Scientists have discovered what they call a "super salamander" species in Portugal that was a top predator more than 200 million years ago, and it just may be one of the strangest creatures to ever terrorize the Earth.
The previously unknown creature is called Metoposaurus algarvensis, but its nickname better sums it up. It was more than two meters (6.5 feet) long and likely weighed as much as a human - pretty impressive for a salamander-like amphibian. Researchers describe its big, flat head, equipped with hundreds of razor-sharp teeth, as resembling a toilet seat that can snap shut and devour fish, other amphibians, mammals, and possibly even small dinosaurs.

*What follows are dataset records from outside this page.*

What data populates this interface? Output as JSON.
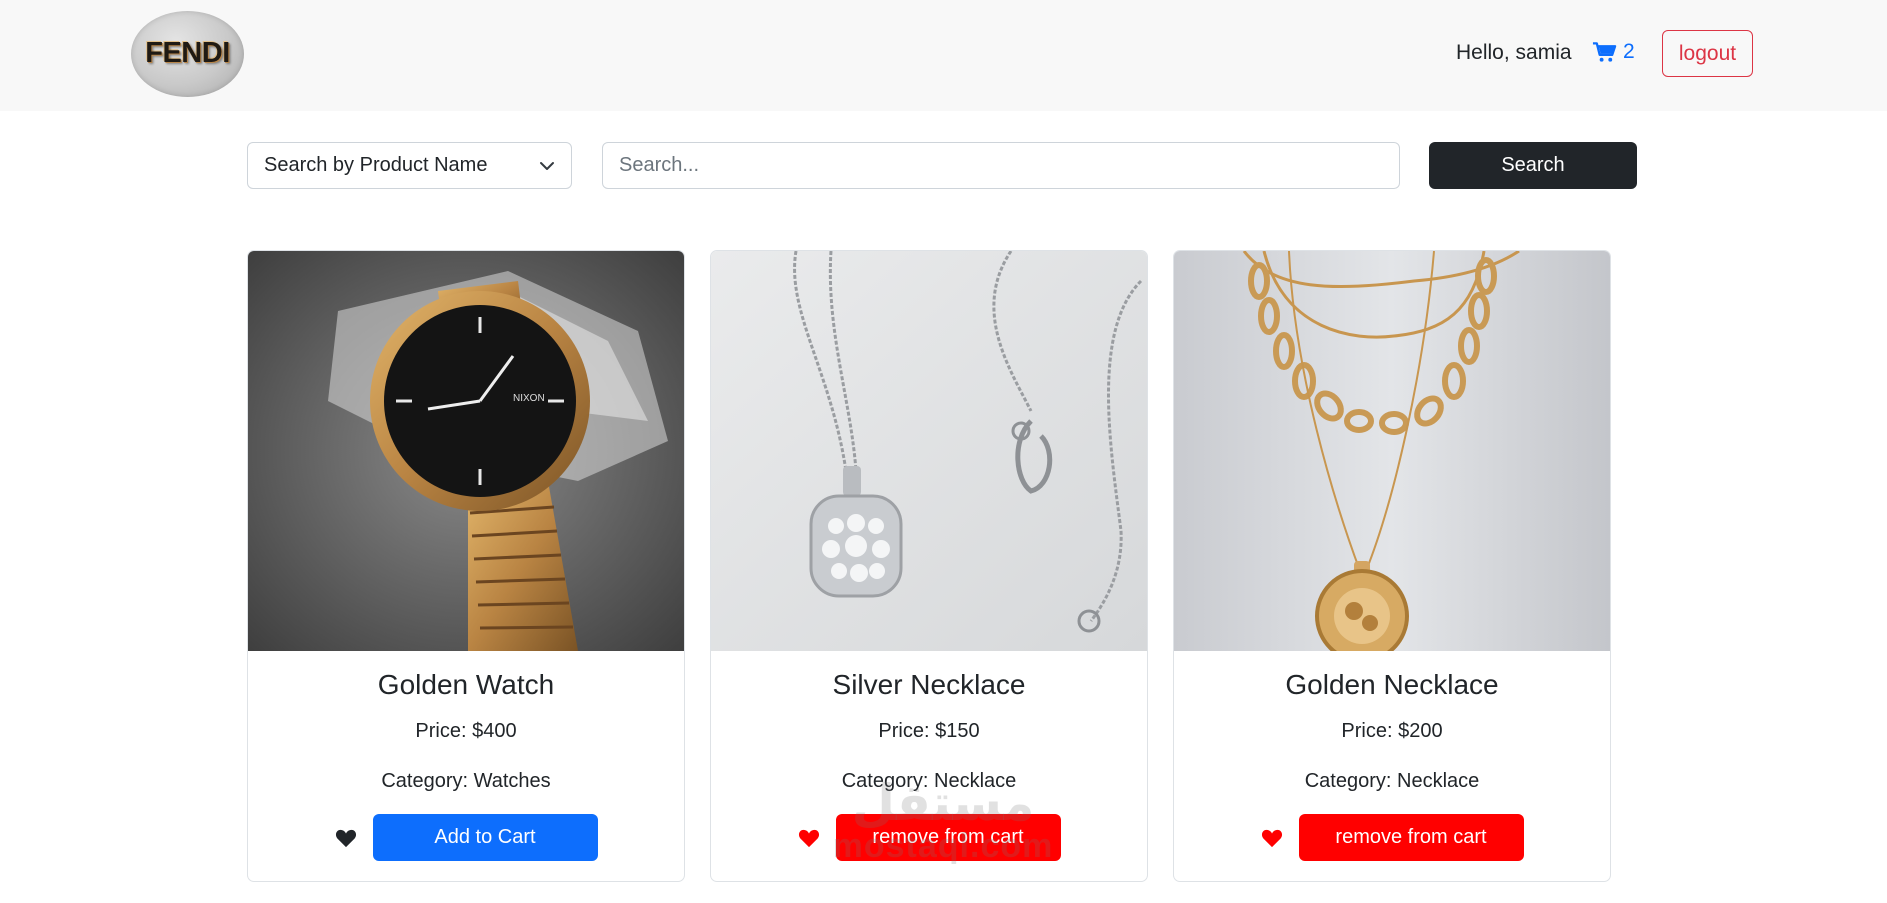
{
  "navbar": {
    "logo_text": "FENDI",
    "greeting": "Hello, samia",
    "cart_count": "2",
    "cart_icon": "shopping-cart-icon",
    "logout_label": "logout"
  },
  "search": {
    "filter_selected": "Search by Product Name",
    "input_placeholder": "Search...",
    "input_value": "",
    "button_label": "Search"
  },
  "products": [
    {
      "title": "Golden Watch",
      "price": "Price: $400",
      "category": "Category: Watches",
      "button_label": "Add to Cart",
      "favorite": false
    },
    {
      "title": "Silver Necklace",
      "price": "Price: $150",
      "category": "Category: Necklace",
      "button_label": "remove from cart",
      "favorite": true
    },
    {
      "title": "Golden Necklace",
      "price": "Price: $200",
      "category": "Category: Necklace",
      "button_label": "remove from cart",
      "favorite": true
    }
  ],
  "watermark": {
    "arabic": "مستقل",
    "latin": "mostaql.com"
  },
  "colors": {
    "primary": "#0d6efd",
    "danger": "#ff0000",
    "outline_danger": "#dc3545",
    "dark": "#212529",
    "navbar_bg": "#f8f8f8"
  }
}
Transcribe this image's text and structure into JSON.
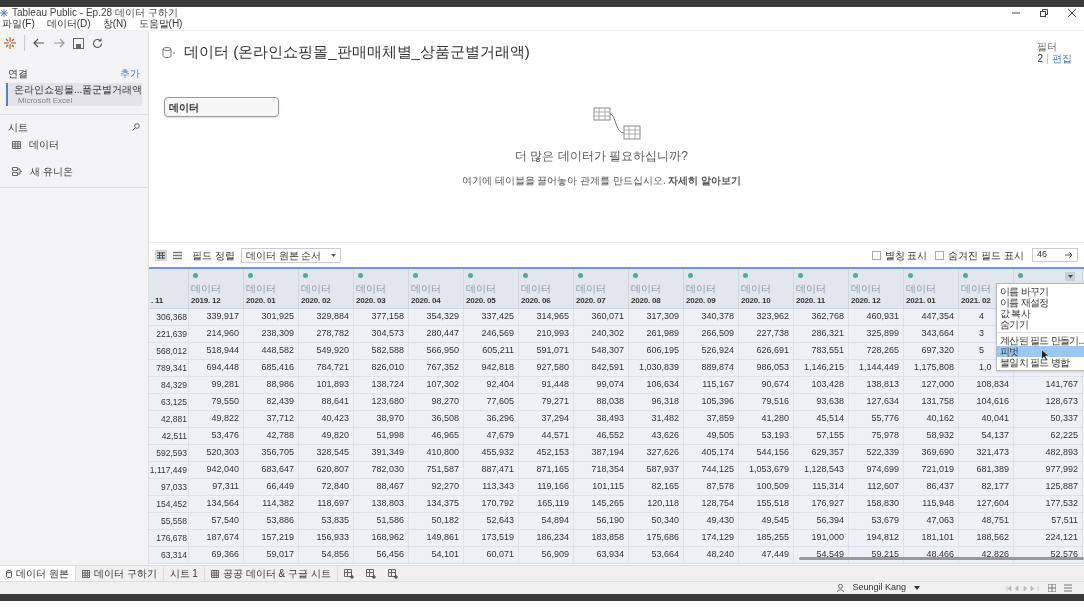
{
  "window": {
    "title": "Tableau Public - Ep.28 데이터 구하기"
  },
  "menu_bar": [
    "파일(F)",
    "데이터(D)",
    "창(N)",
    "도움말(H)"
  ],
  "sidebar": {
    "connections_label": "연결",
    "add_link": "추가",
    "connections": [
      {
        "name": "온라인쇼핑몰...품군별거래액",
        "type": "Microsoft Excel",
        "selected": true
      }
    ],
    "sheets_label": "시트",
    "sheets": [
      {
        "kind": "sheet",
        "label": "데이터"
      },
      {
        "kind": "union",
        "label": "새 유니온"
      }
    ]
  },
  "datasource": {
    "title": "데이터 (온라인쇼핑몰_판매매체별_상품군별거래액)",
    "filter_label": "필터",
    "filter_count": "2",
    "filter_edit": "편집"
  },
  "canvas": {
    "table": "데이터",
    "heading": "더 많은 데이터가 필요하십니까?",
    "hint": "여기에 테이블을 끌어놓아 관계를 만드십시오. **자세히 알아보기**"
  },
  "grid_toolbar": {
    "sort_label": "필드 정렬",
    "sort_value": "데이터 원본 순서",
    "options": [
      {
        "label": "별칭 표시",
        "checked": false
      },
      {
        "label": "숨겨진 필드 표시",
        "checked": false
      }
    ],
    "rows_value": "46"
  },
  "table": {
    "columns": [
      {
        "kind": "cut",
        "label": ". 11"
      },
      {
        "kind": "field",
        "type": "데이터",
        "label": "2019. 12",
        "menu_button": false
      },
      {
        "kind": "field",
        "type": "데이터",
        "label": "2020. 01",
        "menu_button": false
      },
      {
        "kind": "field",
        "type": "데이터",
        "label": "2020. 02",
        "menu_button": false
      },
      {
        "kind": "field",
        "type": "데이터",
        "label": "2020. 03",
        "menu_button": false
      },
      {
        "kind": "field",
        "type": "데이터",
        "label": "2020. 04",
        "menu_button": false
      },
      {
        "kind": "field",
        "type": "데이터",
        "label": "2020. 05",
        "menu_button": false
      },
      {
        "kind": "field",
        "type": "데이터",
        "label": "2020. 06",
        "menu_button": false
      },
      {
        "kind": "field",
        "type": "데이터",
        "label": "2020. 07",
        "menu_button": false
      },
      {
        "kind": "field",
        "type": "데이터",
        "label": "2020. 08",
        "menu_button": false
      },
      {
        "kind": "field",
        "type": "데이터",
        "label": "2020. 09",
        "menu_button": false
      },
      {
        "kind": "field",
        "type": "데이터",
        "label": "2020. 10",
        "menu_button": false
      },
      {
        "kind": "field",
        "type": "데이터",
        "label": "2020. 11",
        "menu_button": false
      },
      {
        "kind": "field",
        "type": "데이터",
        "label": "2020. 12",
        "menu_button": false
      },
      {
        "kind": "field",
        "type": "데이터",
        "label": "2021. 01",
        "menu_button": false
      },
      {
        "kind": "field",
        "type": "데이터",
        "label": "2021. 02",
        "menu_button": false
      },
      {
        "kind": "hidden",
        "menu_button": true
      }
    ],
    "rows": [
      {
        "cut": true,
        "cells": [
          "306,368",
          "339,917",
          "301,925",
          "329,884",
          "377,158",
          "354,329",
          "337,425",
          "314,965",
          "360,071",
          "317,309",
          "340,378",
          "323,962",
          "362,768",
          "460,931",
          "447,354",
          "4"
        ]
      },
      {
        "cut": true,
        "cells": [
          "221,639",
          "214,960",
          "238,309",
          "278,782",
          "304,573",
          "280,447",
          "246,569",
          "210,993",
          "240,302",
          "261,989",
          "266,509",
          "227,738",
          "286,321",
          "325,899",
          "343,664",
          "3"
        ]
      },
      {
        "cut": true,
        "cells": [
          "568,012",
          "518,944",
          "448,582",
          "549,920",
          "582,588",
          "566,950",
          "605,211",
          "591,071",
          "548,307",
          "606,195",
          "526,924",
          "626,691",
          "783,551",
          "728,265",
          "697,320",
          "5"
        ]
      },
      {
        "cut": true,
        "cells": [
          "789,341",
          "694,448",
          "685,416",
          "784,721",
          "826,010",
          "767,352",
          "942,818",
          "927,580",
          "842,591",
          "1,030,839",
          "889,874",
          "986,053",
          "1,146,215",
          "1,144,449",
          "1,175,808",
          "1,0"
        ]
      },
      {
        "cut": false,
        "cells": [
          "84,329",
          "99,281",
          "88,986",
          "101,893",
          "138,724",
          "107,302",
          "92,404",
          "91,448",
          "99,074",
          "106,634",
          "115,167",
          "90,674",
          "103,428",
          "138,813",
          "127,000",
          "108,834",
          "141,767"
        ]
      },
      {
        "cut": false,
        "cells": [
          "63,125",
          "79,550",
          "82,439",
          "88,641",
          "123,680",
          "98,270",
          "77,605",
          "79,271",
          "88,038",
          "96,318",
          "105,396",
          "79,516",
          "93,638",
          "127,634",
          "131,758",
          "104,616",
          "128,673"
        ]
      },
      {
        "cut": false,
        "cells": [
          "42,881",
          "49,822",
          "37,712",
          "40,423",
          "38,970",
          "36,508",
          "36,296",
          "37,294",
          "38,493",
          "31,482",
          "37,859",
          "41,280",
          "45,514",
          "55,776",
          "40,162",
          "40,041",
          "50,337"
        ]
      },
      {
        "cut": false,
        "cells": [
          "42,511",
          "53,476",
          "42,788",
          "49,820",
          "51,998",
          "46,965",
          "47,679",
          "44,571",
          "46,552",
          "43,626",
          "49,505",
          "53,193",
          "57,155",
          "75,978",
          "58,932",
          "54,137",
          "62,225"
        ]
      },
      {
        "cut": false,
        "cells": [
          "592,593",
          "520,303",
          "356,705",
          "328,545",
          "391,349",
          "410,800",
          "455,932",
          "452,153",
          "387,194",
          "327,626",
          "405,174",
          "544,156",
          "629,357",
          "522,339",
          "369,690",
          "321,473",
          "482,893"
        ]
      },
      {
        "cut": false,
        "cells": [
          "1,117,449",
          "942,040",
          "683,647",
          "620,807",
          "782,030",
          "751,587",
          "887,471",
          "871,165",
          "718,354",
          "587,937",
          "744,125",
          "1,053,679",
          "1,128,543",
          "974,699",
          "721,019",
          "681,389",
          "977,992"
        ]
      },
      {
        "cut": false,
        "cells": [
          "97,033",
          "97,311",
          "66,449",
          "72,840",
          "88,467",
          "92,270",
          "113,343",
          "119,166",
          "101,115",
          "82,165",
          "87,578",
          "100,509",
          "115,314",
          "112,607",
          "86,437",
          "82,177",
          "125,887"
        ]
      },
      {
        "cut": false,
        "cells": [
          "154,452",
          "134,564",
          "114,382",
          "118,697",
          "138,803",
          "134,375",
          "170,792",
          "165,119",
          "145,265",
          "120,118",
          "128,754",
          "155,518",
          "176,927",
          "158,830",
          "115,948",
          "127,604",
          "177,532"
        ]
      },
      {
        "cut": false,
        "cells": [
          "55,558",
          "57,540",
          "53,886",
          "53,835",
          "51,586",
          "50,182",
          "52,643",
          "54,894",
          "56,190",
          "50,340",
          "49,430",
          "49,545",
          "56,394",
          "53,679",
          "47,063",
          "48,751",
          "57,511"
        ]
      },
      {
        "cut": false,
        "cells": [
          "176,678",
          "187,674",
          "157,219",
          "156,933",
          "168,962",
          "149,861",
          "173,519",
          "186,234",
          "183,858",
          "175,686",
          "174,129",
          "185,255",
          "191,000",
          "194,812",
          "181,101",
          "188,562",
          "224,121"
        ]
      },
      {
        "cut": false,
        "cells": [
          "63,314",
          "69,366",
          "59,017",
          "54,856",
          "56,456",
          "54,101",
          "60,071",
          "56,909",
          "63,934",
          "53,664",
          "48,240",
          "47,449",
          "54,549",
          "59,215",
          "48,466",
          "42,826",
          "52,576"
        ]
      }
    ]
  },
  "context_menu": [
    {
      "kind": "item",
      "label": "이름 바꾸기",
      "selected": false
    },
    {
      "kind": "item",
      "label": "이름 재설정",
      "selected": false
    },
    {
      "kind": "item",
      "label": "값 복사",
      "selected": false
    },
    {
      "kind": "item",
      "label": "숨기기",
      "selected": false
    },
    {
      "kind": "separator"
    },
    {
      "kind": "item",
      "label": "계산된 필드 만들기...",
      "selected": false
    },
    {
      "kind": "item",
      "label": "피벗",
      "selected": true
    },
    {
      "kind": "item",
      "label": "불일치 필드 병합",
      "selected": false
    }
  ],
  "sheet_tabs": [
    {
      "kind": "source",
      "label": "데이터 원본",
      "selected": true
    },
    {
      "kind": "sheet",
      "label": "데이터 구하기",
      "selected": false
    },
    {
      "kind": "plain",
      "label": "시트 1",
      "selected": false
    },
    {
      "kind": "sheet",
      "label": "공공 데이터 & 구글 시트",
      "selected": false
    }
  ],
  "status_bar": {
    "user": "Seungil Kang"
  }
}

"Most modern amphibians are pretty tiny and harmless. But back in the Triassic, these giant predators would have made lakes and rivers pretty scary places to be," study co-author Richard Butler, from the UK's University of Birmingham, told Live Science.
The distant relatives of this now extinct group of large amphibians include small salamanders, frogs and newts, but the beast is believed to have lived like modern-day crocodiles that feed on fish.
That's based on a fossil graveyard researchers at the University of Edinburgh found recently in an ancient lake bed in southern Portugal, which include skulls, arm, shoulder and backbones of several of these amphibians. Along with its characteristically toilet seat-like head and long body, it also had puny arms and legs, so it was unlikely able to move around much on land and would have spent most of its time in the water.
Metoposaurus lived during a remarkable time in Earth history about 220 to 230 million years ago, when all of the world's continents were joined together into a single landmass called Pangea. It was also during the period when dinosaurs first evolved and were on their way to dominance.
But after millions of years of stomping around the Earth and terrorizing everything in sight, it appears that climate change was the downfall of Metoposaurus. Researchers believe that many died at the site in Portugal when the lake that these animals inhabited dried up.
This creature wasn't the only casualty. Others belonging to the extinct group metoposaurid were also wiped out by a mass extinction event about 201 million years ago at the end of the Triassic period, which ended their reign and paved the way for the rise of the dinosaurs.
The new findings were published in the Journal of Vertebrate Paleontology.